Last month, I wrote about the science and art of forecasting, arguing that the most valuable forecast isn't the one that proves the most accurate but the one that best helps us prepare for multiple possible futures. And that instead of predicting exactly what will happen, we need to build the capability to respond effectively to whatever does happen.


As accountants, our role must evolve from being guardians of historical accuracy to becoming strategic advisers who can help businesses navigate this uncertainty.
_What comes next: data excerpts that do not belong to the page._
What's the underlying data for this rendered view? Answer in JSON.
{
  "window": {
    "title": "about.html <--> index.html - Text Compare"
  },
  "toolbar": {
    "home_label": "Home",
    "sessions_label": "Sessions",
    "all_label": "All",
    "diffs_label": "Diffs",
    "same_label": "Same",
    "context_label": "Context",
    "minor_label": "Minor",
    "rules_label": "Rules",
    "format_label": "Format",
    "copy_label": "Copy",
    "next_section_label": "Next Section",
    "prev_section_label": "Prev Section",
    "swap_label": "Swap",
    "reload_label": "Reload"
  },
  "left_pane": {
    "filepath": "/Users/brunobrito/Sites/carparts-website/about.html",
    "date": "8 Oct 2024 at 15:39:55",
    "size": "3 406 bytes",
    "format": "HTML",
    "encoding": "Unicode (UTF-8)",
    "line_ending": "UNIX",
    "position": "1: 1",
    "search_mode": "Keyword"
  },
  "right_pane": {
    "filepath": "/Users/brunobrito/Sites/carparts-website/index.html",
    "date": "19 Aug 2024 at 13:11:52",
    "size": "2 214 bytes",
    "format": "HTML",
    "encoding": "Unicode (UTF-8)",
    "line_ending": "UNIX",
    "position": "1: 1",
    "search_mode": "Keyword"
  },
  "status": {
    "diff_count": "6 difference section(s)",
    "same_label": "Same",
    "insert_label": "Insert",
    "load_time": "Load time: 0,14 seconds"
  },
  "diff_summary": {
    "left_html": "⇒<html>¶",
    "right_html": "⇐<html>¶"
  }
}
This means developing new skills in scenario planning, risk assessment, and strategic analysis.


Wherever the pendulum swing lands, the end of globalisation as we know it isn’t just an abstract concept. Its impact will show up in every spreadsheet, forecast, and budget we work with. Today, as accountants, we need to do more than just track the numbers. We need to help our clients make sense of what's happening and adapt accordingly. The rulebook for international trade is being rewritten, and our job is to make sure businesses have the financial flexibility to handle whatever comes next.